Allons bon ! Voila que j'ai raté la fête de l'Annonciation.

Bien sûr, je travaillais ce jour là, mais je n'ai pas même pensé à anticiper un petit billet pour le jour dit.

N'empêche…

Le lendemain, j'étais de nouveau au travail.

Une de mes interlocutrice d'un instant me demande la date.

Je répond : "Le 26", et j'ajoute, l'air de rien : "Le lendemain de l'Annonciation".

Un peu surprise, elle lâche un "Ah, ben on est sauvé, alors…"

Comme ça, histoire de dire, de se donner une contenance.

Je lui réponds alors, presque sans réfléchir : "Disons que ça y a bien participé !"

 

En effet, cette visite du Messager, l'archange Gabriel, n'est-elle pas – ainsi que le dit la Liturgie – l'aurore de notre Salut ?

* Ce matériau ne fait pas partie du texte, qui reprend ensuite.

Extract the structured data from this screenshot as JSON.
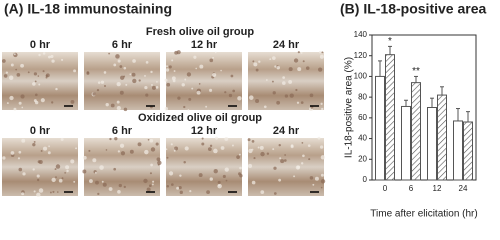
{
  "panel_a": {
    "title": "(A) IL-18 immunostaining",
    "groups": [
      {
        "label": "Fresh olive oil group",
        "times": [
          "0 hr",
          "6 hr",
          "12 hr",
          "24 hr"
        ]
      },
      {
        "label": "Oxidized olive oil group",
        "times": [
          "0 hr",
          "6 hr",
          "12 hr",
          "24 hr"
        ]
      }
    ]
  },
  "chart_data": {
    "type": "bar",
    "title": "(B) IL-18-positive area",
    "ylabel": "IL-18-positive area (%)",
    "xlabel": "Time after elicitation (hr)",
    "categories": [
      "0",
      "6",
      "12",
      "24"
    ],
    "series": [
      {
        "color": "#ffffff",
        "hatch": false,
        "values": [
          100,
          71,
          70,
          57
        ],
        "errors": [
          15,
          6,
          9,
          12
        ]
      },
      {
        "color": "#ffffff",
        "hatch": true,
        "values": [
          121,
          94,
          82,
          56
        ],
        "errors": [
          8,
          6,
          8,
          10
        ],
        "markers": [
          "*",
          "**",
          null,
          null
        ]
      }
    ],
    "ylim": [
      0,
      140
    ],
    "yticks": [
      0,
      20,
      40,
      60,
      80,
      100,
      120,
      140
    ]
  }
}
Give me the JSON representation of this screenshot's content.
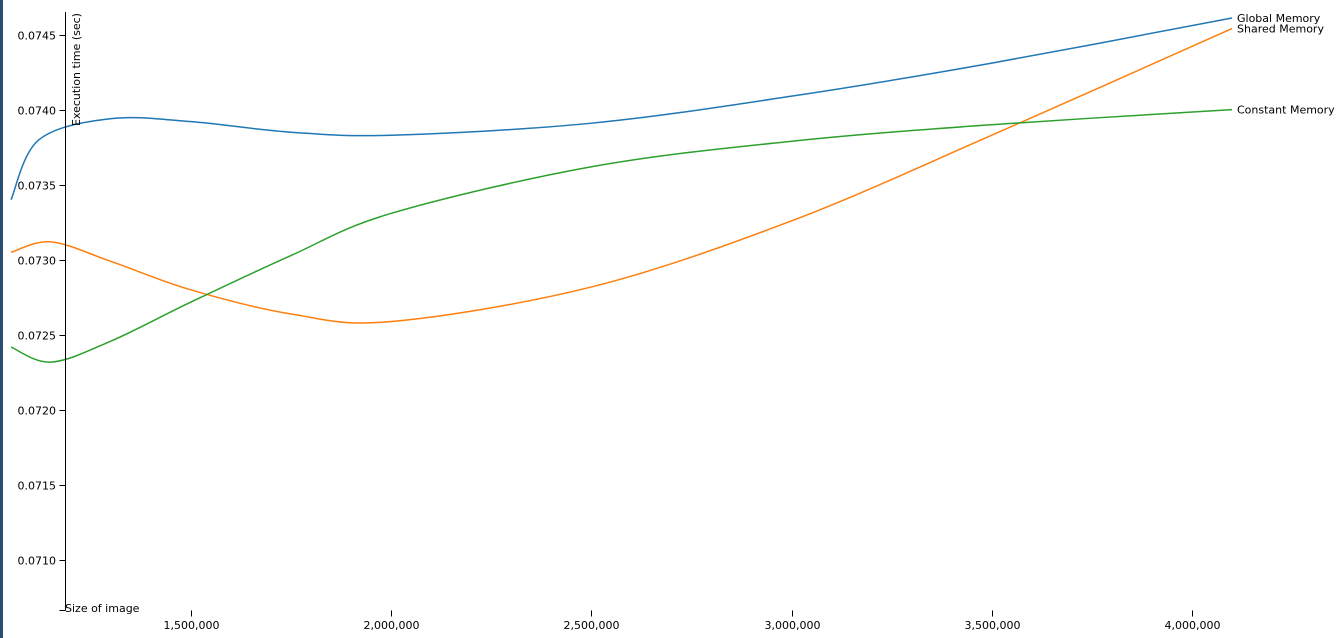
{
  "chart_data": {
    "type": "line",
    "xlabel": "Size of image",
    "ylabel": "Execution time (sec)",
    "xlim": [
      1050000,
      4100000
    ],
    "ylim": [
      0.07067,
      0.07465
    ],
    "x_ticks": [
      1500000,
      2000000,
      2500000,
      3000000,
      3500000,
      4000000
    ],
    "x_tick_labels": [
      "1,500,000",
      "2,000,000",
      "2,500,000",
      "3,000,000",
      "3,500,000",
      "4,000,000"
    ],
    "y_ticks": [
      0.071,
      0.0715,
      0.072,
      0.0725,
      0.073,
      0.0735,
      0.074,
      0.0745
    ],
    "y_tick_labels": [
      "0.0710",
      "0.0715",
      "0.0720",
      "0.0725",
      "0.0730",
      "0.0735",
      "0.0740",
      "0.0745"
    ],
    "grid": false,
    "legend": "inline-right",
    "series": [
      {
        "name": "Global Memory",
        "color": "#1f77b4",
        "x": [
          1050000,
          1120000,
          1300000,
          1500000,
          1750000,
          2000000,
          2500000,
          3000000,
          3500000,
          4100000
        ],
        "values": [
          0.0734,
          0.0738,
          0.07394,
          0.07392,
          0.07385,
          0.07383,
          0.07391,
          0.07409,
          0.07431,
          0.07461
        ]
      },
      {
        "name": "Shared Memory",
        "color": "#ff7f0e",
        "x": [
          1050000,
          1150000,
          1300000,
          1500000,
          1750000,
          2000000,
          2500000,
          3000000,
          3500000,
          4100000
        ],
        "values": [
          0.07305,
          0.07312,
          0.07299,
          0.0728,
          0.07264,
          0.07259,
          0.07282,
          0.07326,
          0.07383,
          0.07454
        ]
      },
      {
        "name": "Constant Memory",
        "color": "#2ca02c",
        "x": [
          1050000,
          1150000,
          1300000,
          1500000,
          1750000,
          2000000,
          2500000,
          3000000,
          3500000,
          4100000
        ],
        "values": [
          0.07242,
          0.07232,
          0.07246,
          0.07272,
          0.07303,
          0.07331,
          0.07362,
          0.07379,
          0.0739,
          0.074
        ]
      }
    ]
  }
}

La prophétie faite dans le prophète Esaïe (7.14) qui devient réalité : "Voici que la vierge devient enceinte…"

Quoi ? On me dit que dans le texte hébreu, ce n'est pas "vierge" (Betulah), mais "jeune femme" (Almah) ; que le mot "vierge" vient de la Septante ? C'est vrai, et alors ? Si la "jeune femme" désignée par Esaïe est une épouse dûment mariée, quel "signe" doit on voir dans le fait que Mme Untel a accouché ? Et si elle n'est pas mariée, alors ne rejoint-elle pas la triste cohorte des jeunes femmes trahies par quelqu'amoureux prétendument transi de passion ? Là non plus, il n'y a pas de "signe" annonciateur. Aussi, dans la société israélienne de l'époque d'Esaïe, il n'y a pas la moindre ambiguïté possible : cette "jeune femme" ne peut qu'être vierge.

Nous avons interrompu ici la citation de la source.